Perhaps a more useful test of normality, if $\mu$ and $\sigma$ are unknown, would be the Shapiro-Wilk test.
The null hypothesis of the Kolmogorov-Smirnov test is that the population from which data are sampled has a specific normal distribution (with specified mean $\mu$ and and standard deviation $\sigma.)$
Consequently, if you used a K-S test, you would need to estimate $\mu \approx \bar X = \frac{1}{n}\sum_{i=1}^n X_i$ and $\sigma^2 \approx S^2= \frac{1}{n-1}\sum_{i=1}^n (X_i-\bar X)^2,$ but you would have to allow for
that estimation in determining the P-value of the K-S test.

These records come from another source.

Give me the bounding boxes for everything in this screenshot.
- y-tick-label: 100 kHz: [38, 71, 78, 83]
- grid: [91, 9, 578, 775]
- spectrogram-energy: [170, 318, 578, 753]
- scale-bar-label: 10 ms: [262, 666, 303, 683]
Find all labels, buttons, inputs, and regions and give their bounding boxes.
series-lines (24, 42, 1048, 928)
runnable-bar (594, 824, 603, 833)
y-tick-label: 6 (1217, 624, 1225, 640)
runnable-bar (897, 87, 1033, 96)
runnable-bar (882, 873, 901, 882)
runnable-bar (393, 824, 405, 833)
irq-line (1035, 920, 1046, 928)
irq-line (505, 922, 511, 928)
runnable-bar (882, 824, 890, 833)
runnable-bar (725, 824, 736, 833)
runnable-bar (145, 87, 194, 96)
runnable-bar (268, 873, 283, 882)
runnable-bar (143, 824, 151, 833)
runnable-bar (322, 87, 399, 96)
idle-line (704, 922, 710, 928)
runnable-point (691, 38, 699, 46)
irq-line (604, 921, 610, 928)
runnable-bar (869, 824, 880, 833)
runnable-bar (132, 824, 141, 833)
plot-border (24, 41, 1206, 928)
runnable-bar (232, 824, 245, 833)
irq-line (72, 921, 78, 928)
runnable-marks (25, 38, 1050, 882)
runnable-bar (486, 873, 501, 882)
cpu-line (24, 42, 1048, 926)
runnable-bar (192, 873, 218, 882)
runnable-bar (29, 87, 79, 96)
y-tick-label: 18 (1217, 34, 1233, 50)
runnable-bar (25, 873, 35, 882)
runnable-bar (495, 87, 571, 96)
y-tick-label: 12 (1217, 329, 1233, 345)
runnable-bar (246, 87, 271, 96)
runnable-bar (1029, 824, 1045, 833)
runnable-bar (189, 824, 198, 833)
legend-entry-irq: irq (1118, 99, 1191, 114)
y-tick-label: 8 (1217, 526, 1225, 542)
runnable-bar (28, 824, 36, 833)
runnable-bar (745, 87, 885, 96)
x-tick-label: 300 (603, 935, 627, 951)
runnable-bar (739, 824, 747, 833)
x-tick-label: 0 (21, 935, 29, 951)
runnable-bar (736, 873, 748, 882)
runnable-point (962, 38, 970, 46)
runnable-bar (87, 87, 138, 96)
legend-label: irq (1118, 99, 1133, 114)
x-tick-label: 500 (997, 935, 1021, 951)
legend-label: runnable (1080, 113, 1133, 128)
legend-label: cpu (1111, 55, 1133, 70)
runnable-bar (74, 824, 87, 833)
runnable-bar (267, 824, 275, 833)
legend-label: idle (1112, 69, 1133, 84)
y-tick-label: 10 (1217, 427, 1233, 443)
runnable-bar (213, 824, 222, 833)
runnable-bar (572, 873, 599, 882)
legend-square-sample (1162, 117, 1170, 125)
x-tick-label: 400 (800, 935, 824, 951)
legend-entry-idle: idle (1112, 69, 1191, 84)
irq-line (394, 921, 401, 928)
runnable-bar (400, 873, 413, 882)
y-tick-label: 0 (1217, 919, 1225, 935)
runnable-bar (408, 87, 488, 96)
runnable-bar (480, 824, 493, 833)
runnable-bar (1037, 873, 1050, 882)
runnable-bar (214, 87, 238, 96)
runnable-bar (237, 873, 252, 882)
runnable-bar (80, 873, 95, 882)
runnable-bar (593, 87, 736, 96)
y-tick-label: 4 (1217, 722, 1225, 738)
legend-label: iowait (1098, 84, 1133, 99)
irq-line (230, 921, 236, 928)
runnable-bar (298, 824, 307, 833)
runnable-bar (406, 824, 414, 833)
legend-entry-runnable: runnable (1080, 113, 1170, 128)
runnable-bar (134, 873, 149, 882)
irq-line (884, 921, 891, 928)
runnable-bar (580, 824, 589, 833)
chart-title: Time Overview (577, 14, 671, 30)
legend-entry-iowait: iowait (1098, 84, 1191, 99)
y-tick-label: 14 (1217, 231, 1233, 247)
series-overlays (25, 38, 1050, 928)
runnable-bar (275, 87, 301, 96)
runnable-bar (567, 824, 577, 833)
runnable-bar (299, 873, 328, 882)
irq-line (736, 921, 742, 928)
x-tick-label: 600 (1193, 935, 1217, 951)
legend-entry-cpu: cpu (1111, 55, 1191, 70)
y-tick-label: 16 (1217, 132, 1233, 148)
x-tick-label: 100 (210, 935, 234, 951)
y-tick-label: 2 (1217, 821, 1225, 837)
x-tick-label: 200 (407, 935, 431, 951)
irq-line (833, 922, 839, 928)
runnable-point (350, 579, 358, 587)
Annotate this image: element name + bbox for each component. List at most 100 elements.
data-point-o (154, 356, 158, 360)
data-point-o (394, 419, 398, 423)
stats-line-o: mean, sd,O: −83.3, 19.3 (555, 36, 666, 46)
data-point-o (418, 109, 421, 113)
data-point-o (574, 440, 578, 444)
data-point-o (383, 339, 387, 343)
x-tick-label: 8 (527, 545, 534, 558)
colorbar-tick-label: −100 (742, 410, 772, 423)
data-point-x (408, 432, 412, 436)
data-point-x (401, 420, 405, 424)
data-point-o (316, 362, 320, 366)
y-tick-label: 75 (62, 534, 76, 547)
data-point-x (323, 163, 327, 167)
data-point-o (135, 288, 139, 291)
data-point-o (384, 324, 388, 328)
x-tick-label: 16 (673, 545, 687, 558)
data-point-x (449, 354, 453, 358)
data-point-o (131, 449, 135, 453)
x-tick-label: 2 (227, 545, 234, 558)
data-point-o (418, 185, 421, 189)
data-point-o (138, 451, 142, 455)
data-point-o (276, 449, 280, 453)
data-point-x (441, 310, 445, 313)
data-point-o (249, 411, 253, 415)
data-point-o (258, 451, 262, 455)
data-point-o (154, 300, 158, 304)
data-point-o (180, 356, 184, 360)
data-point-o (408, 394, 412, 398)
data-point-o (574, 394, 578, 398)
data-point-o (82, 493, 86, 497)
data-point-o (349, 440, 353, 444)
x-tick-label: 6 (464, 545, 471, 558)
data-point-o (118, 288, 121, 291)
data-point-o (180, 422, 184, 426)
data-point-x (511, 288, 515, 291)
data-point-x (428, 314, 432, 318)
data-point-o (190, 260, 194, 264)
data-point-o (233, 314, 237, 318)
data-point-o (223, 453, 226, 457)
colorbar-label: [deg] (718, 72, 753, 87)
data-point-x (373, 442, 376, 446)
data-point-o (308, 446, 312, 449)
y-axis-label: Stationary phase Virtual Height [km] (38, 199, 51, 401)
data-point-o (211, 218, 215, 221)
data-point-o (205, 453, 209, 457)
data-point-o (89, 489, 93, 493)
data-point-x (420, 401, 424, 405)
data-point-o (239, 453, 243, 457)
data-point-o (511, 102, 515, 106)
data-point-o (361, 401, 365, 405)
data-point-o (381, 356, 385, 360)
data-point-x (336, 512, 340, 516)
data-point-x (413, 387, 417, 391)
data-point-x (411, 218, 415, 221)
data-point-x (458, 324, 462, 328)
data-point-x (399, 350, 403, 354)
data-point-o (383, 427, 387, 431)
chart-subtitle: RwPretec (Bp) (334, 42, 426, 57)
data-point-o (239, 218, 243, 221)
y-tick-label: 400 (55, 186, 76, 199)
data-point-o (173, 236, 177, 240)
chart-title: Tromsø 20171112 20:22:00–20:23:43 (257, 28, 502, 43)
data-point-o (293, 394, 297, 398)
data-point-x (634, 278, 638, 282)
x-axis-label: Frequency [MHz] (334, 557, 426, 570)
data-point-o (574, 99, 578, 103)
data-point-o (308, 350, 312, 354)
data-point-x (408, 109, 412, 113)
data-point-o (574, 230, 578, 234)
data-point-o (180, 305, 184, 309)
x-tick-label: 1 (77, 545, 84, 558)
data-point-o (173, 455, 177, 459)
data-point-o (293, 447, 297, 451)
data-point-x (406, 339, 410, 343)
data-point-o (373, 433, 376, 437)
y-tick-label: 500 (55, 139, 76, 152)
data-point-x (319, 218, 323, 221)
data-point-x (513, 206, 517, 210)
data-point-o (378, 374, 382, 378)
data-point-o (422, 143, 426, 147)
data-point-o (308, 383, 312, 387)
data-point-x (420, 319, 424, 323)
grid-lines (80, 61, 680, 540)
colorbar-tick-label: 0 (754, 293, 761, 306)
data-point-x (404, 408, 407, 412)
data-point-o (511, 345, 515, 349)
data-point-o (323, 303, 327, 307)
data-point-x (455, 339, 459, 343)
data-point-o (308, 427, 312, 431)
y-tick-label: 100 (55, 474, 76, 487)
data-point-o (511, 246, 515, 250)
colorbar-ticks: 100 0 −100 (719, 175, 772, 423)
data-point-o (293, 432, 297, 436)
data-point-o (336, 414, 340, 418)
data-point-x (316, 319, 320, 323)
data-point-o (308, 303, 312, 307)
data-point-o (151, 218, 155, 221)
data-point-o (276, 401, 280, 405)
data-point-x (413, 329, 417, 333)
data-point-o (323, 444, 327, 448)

By contrast, the null hypothesis of the Shapiro-Wilk test is that
the population from which data are randomly sampled is some normal
distribution (with unspecified parameters). Another advantage is that the S-W test has better power (is more likely to detect actual non-normality) for a given sample size.
Example in R:
Sample of size $n=500$ from $\mathsf{Norm}(\mu=100, \sigma=10):$
set.seed(831)
x = rnorm(500, 100, 10)
summary(x); length(x); sd(x)
Min. 1st Qu. Median Mean 3rd Qu. Max.
73.63 94.31 100.08 100.30 106.79 127.85
[1] 500 # sample size
[1] 9.575485 # sample standard deviation
The null hypothesis is not rejected at the 5% level; P-value 0.674. So data $X$ are 'consistent with normal'.
shapiro.test(x)
Shapiro-Wilk normality test
data: x
W = 0.99754, p-value = 0.674
Linear transformation of $X$ changes parameters, but $Y$ still passes the normality test (P-value unchanged).
y = .5*x + 2
summary(y); length(y); sd(y)
Min. 1st Qu. Median Mean 3rd Qu. Max.
38.81 49.16 52.04 52.15 55.39 65.93
[1] 500
[1] 4.787742
shapiro.test(y)$p.val
[1] 0.6739557
Nonlinear transformation, destroys normality. S-W test rejects normality for $W$ (P-value below 5%).
summary(w); length(w); sd(w)
Min. 1st Qu. Median Mean 3rd Qu. Max.
5421 8895 10016 10151 11404 16347
[1] 500
[1] 1935.915
shapiro.test(w)$p.value
[1] 0.001056042
Graphical displays:
The histogram of $W$ is right-skewed, not normal.

The normal quantile plot of $W$ (right panel) is distinctly nonlinear.